The world needs small-town people like my sister. We also need big-picture inspirers. The world needs risk-takers and connectors. It needs spirits that question and pose challenges to do and be more. It needs positive, perhaps offbeat humor and humble caring. Do we encourage these types of behavior? I don’t think so. Many want to cling to the status quo. Many are scared to stand out. Many cluster in homogeneous groups, finding the safety of anonymity a better choice than trying to do or be something else.

The Logan Paul example leads to the last part of ikigai. Along with seeking to behave in ways the world needs, we as a group must also financially incentivize what the world needs, not what it wants.

That which you can get paid for.

The unemployment rate may be really low, but when an announcement by Walmart boosting they will raise their base pay to $11 an hour is followed immediately by news that their subsidiary, Sam’s Clubs, is closing several stores, one is left wondering about the worth of that statistic.

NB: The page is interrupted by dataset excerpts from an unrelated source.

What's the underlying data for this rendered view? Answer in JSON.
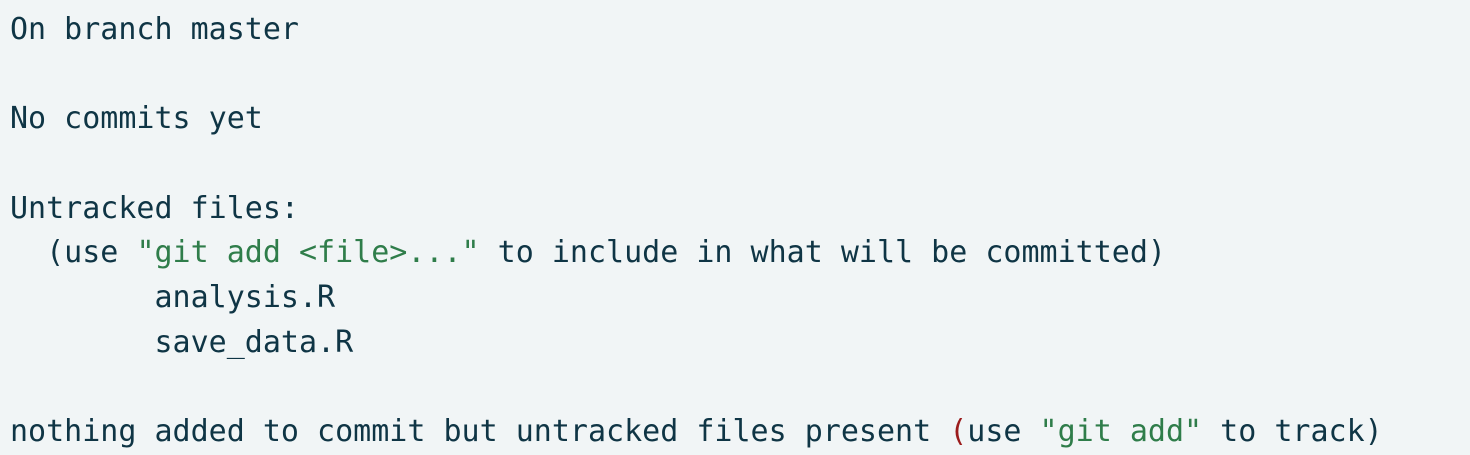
{
  "colors": {
    "background": "#f1f5f6",
    "text": "#0f3545",
    "string": "#2f7d4a",
    "paren": "#9b1c1c"
  },
  "status": {
    "branch_line": "On branch master",
    "no_commits": "No commits yet",
    "untracked_header": "Untracked files:",
    "hint": {
      "indent": "  ",
      "open": "(use ",
      "cmd": "\"git add <file>...\"",
      "rest": " to include in what will be committed)"
    },
    "files": [
      {
        "indent": "        ",
        "name": "analysis.R"
      },
      {
        "indent": "        ",
        "name": "save_data.R"
      }
    ],
    "summary": {
      "prefix": "nothing added to commit but untracked files present ",
      "paren_open": "(",
      "use": "use ",
      "cmd": "\"git add\"",
      "rest": " to track)"
    }
  }
}
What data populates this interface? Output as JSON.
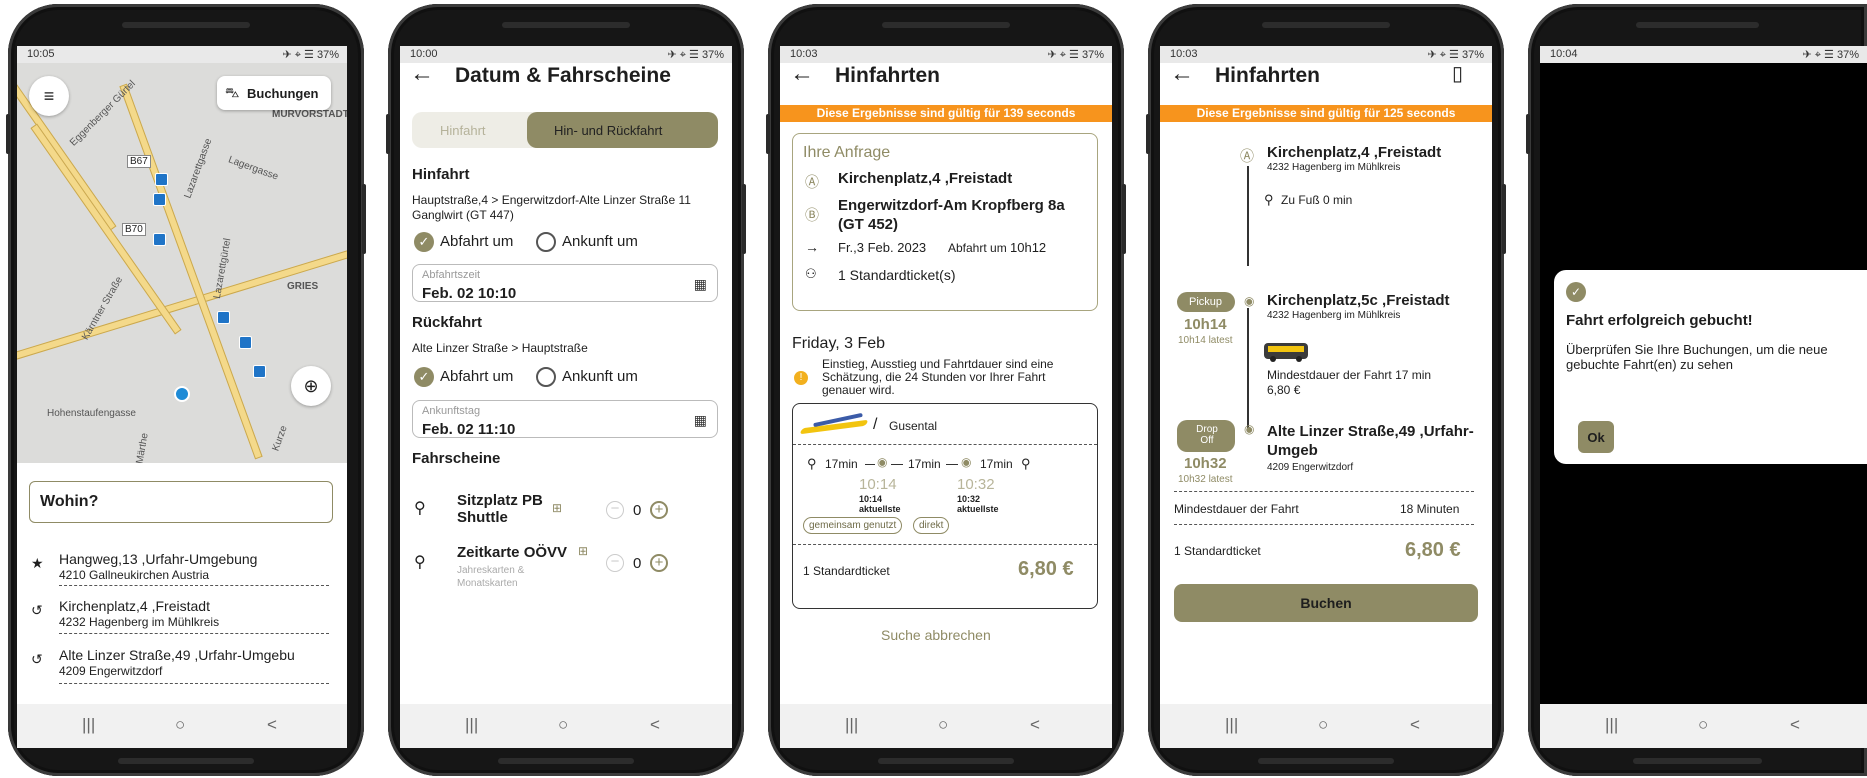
{
  "status": {
    "s1": "10:05",
    "s2": "10:00",
    "s3": "10:03",
    "s4": "10:03",
    "s5": "10:04",
    "battery": "37%"
  },
  "nav": {
    "recent": "|||",
    "home": "○",
    "back": "<"
  },
  "screen1": {
    "book_label": "Buchungen",
    "dest_placeholder": "Wohin?",
    "map_labels": [
      "Eggenberger Gürtel",
      "Lazarettgasse",
      "MURVORSTADT",
      "Lagergasse",
      "B67",
      "B70",
      "GRIES",
      "Kärntner Straße",
      "Lazarettgürtel",
      "Hohenstaufengasse",
      "Märthe",
      "Kurze"
    ],
    "items": [
      {
        "title": "Hangweg,13 ,Urfahr-Umgebung",
        "sub": "4210 Gallneukirchen Austria",
        "icon": "star"
      },
      {
        "title": "Kirchenplatz,4 ,Freistadt",
        "sub": "4232 Hagenberg im Mühlkreis",
        "icon": "history"
      },
      {
        "title": "Alte Linzer Straße,49 ,Urfahr-Umgebu",
        "sub": "4209 Engerwitzdorf",
        "icon": "history"
      }
    ]
  },
  "screen2": {
    "title": "Datum & Fahrscheine",
    "tab1": "Hinfahrt",
    "tab2": "Hin- und Rückfahrt",
    "hin_label": "Hinfahrt",
    "hin_route": "Hauptstraße,4 > Engerwitzdorf-Alte Linzer Straße 11 Ganglwirt (GT 447)",
    "abfahrt": "Abfahrt um",
    "ankunft": "Ankunft um",
    "abfahrt_field": "Abfahrtszeit",
    "abfahrt_value": "Feb. 02 10:10",
    "rueck_label": "Rückfahrt",
    "rueck_route": "Alte Linzer Straße > Hauptstraße",
    "ankunft_field": "Ankunftstag",
    "ankunft_value": "Feb. 02 11:10",
    "tickets_label": "Fahrscheine",
    "t1": "Sitzplatz PB Shuttle",
    "t1_qty": "0",
    "t2": "Zeitkarte OÖVV",
    "t2_sub": "Jahreskarten & Monatskarten",
    "t2_qty": "0"
  },
  "screen3": {
    "title": "Hinfahrten",
    "banner": "Diese Ergebnisse sind gültig für  139 seconds",
    "req_title": "Ihre Anfrage",
    "from": "Kirchenplatz,4 ,Freistadt",
    "to": "Engerwitzdorf-Am Kropfberg 8a (GT 452)",
    "date": "Fr.,3 Feb. 2023",
    "abf": "Abfahrt um",
    "abf_time": "10h12",
    "tickets": "1 Standardticket(s)",
    "day": "Friday, 3 Feb",
    "note": "Einstieg, Ausstieg und Fahrtdauer sind eine Schätzung, die 24 Stunden vor Ihrer Fahrt genauer wird.",
    "operator": "Gusental",
    "walk1": "17min",
    "ride": "17min",
    "walk2": "17min",
    "dep": "10:14",
    "dep_sub": "10:14",
    "dep_sub2": "aktuellste",
    "arr": "10:32",
    "arr_sub": "10:32",
    "arr_sub2": "aktuellste",
    "chip1": "gemeinsam genutzt",
    "chip2": "direkt",
    "ticket": "1 Standardticket",
    "price": "6,80 €",
    "cancel": "Suche abbrechen"
  },
  "screen4": {
    "title": "Hinfahrten",
    "banner": "Diese Ergebnisse sind gültig für  125 seconds",
    "a_title": "Kirchenplatz,4 ,Freistadt",
    "a_sub": "4232 Hagenberg im Mühlkreis",
    "walk": "Zu Fuß 0 min",
    "pickup": "Pickup",
    "p_time": "10h14",
    "p_latest": "10h14 latest",
    "p_title": "Kirchenplatz,5c ,Freistadt",
    "p_sub": "4232 Hagenberg im Mühlkreis",
    "min_dur": "Mindestdauer der Fahrt 17 min",
    "min_price": "6,80 €",
    "drop": "Drop Off",
    "d_time": "10h32",
    "d_latest": "10h32 latest",
    "d_title": "Alte Linzer Straße,49 ,Urfahr-Umgeb",
    "d_sub": "4209 Engerwitzdorf",
    "row1_l": "Mindestdauer der Fahrt",
    "row1_r": "18 Minuten",
    "row2_l": "1 Standardticket",
    "row2_r": "6,80 €",
    "book": "Buchen"
  },
  "screen5": {
    "title": "Fahrt erfolgreich gebucht!",
    "body": "Überprüfen Sie Ihre Buchungen, um die neue gebuchte Fahrt(en) zu sehen",
    "ok": "Ok"
  },
  "colors": {
    "olive": "#8f8b65",
    "orange": "#f7941d",
    "map": "#dcdcda",
    "route": "#f4d98a",
    "stop": "#1f74c7"
  }
}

As reported January 11 in the Patch article Sam's Club Abruptly Close Wisconsin Stores, “After a thorough review of our existing portfolio, we've decided to close a series of clubs and better align our locations with our strategy." This appears to be another example of a corporation adjusting their strategies to maximize profits, despite the billions of tax cuts (on top of billions of earnings previously reported) they have just received from the current administration.

Capitalism does not need to be like this. Even some millionaires have stated they want things to be different, as reported by The Hill in November 2017. Corporations are products of people’s work. If the people work from a mindset of moderation and for the benefit of all customers (fellow people), laws and behaviors will evolve accordingly.

This concept of life-value is already deeply ingrained in our world.

The United States Declaration of Independence describes 3 inalienable rights (rights we are unable to give up, even if we’d want to). Today, we have advanced enough (or should have) so that document’s definition of “Man” now truly includes EVERYONE. Not surprisingly, all of these rights support this notion of ikigai, or life-value:

Life: That which you can get paid for. That which the world needs.
Liberty: That which you are good at. That which the world needs.
The Pursuit of Happiness: That which you love. That which the world needs.

Please note that the ikigai concept of “That which the world needs” applies to all 3 parts of our inalienable rights. Why? Because we have both a personal and public side to our 3 rights. For example, if I love to write, I have an obligation to the world to write something that will help and not harm the world.

We ALL have the right to have a life we value and which is valued by a bigger whole. If we can get closer to living the 4 statements I started this essay with, it is possible for more and more people. I repeat: it’s hard, but not impossible. We must ask ourselves what are steps we can take today and moving forward to help us get there.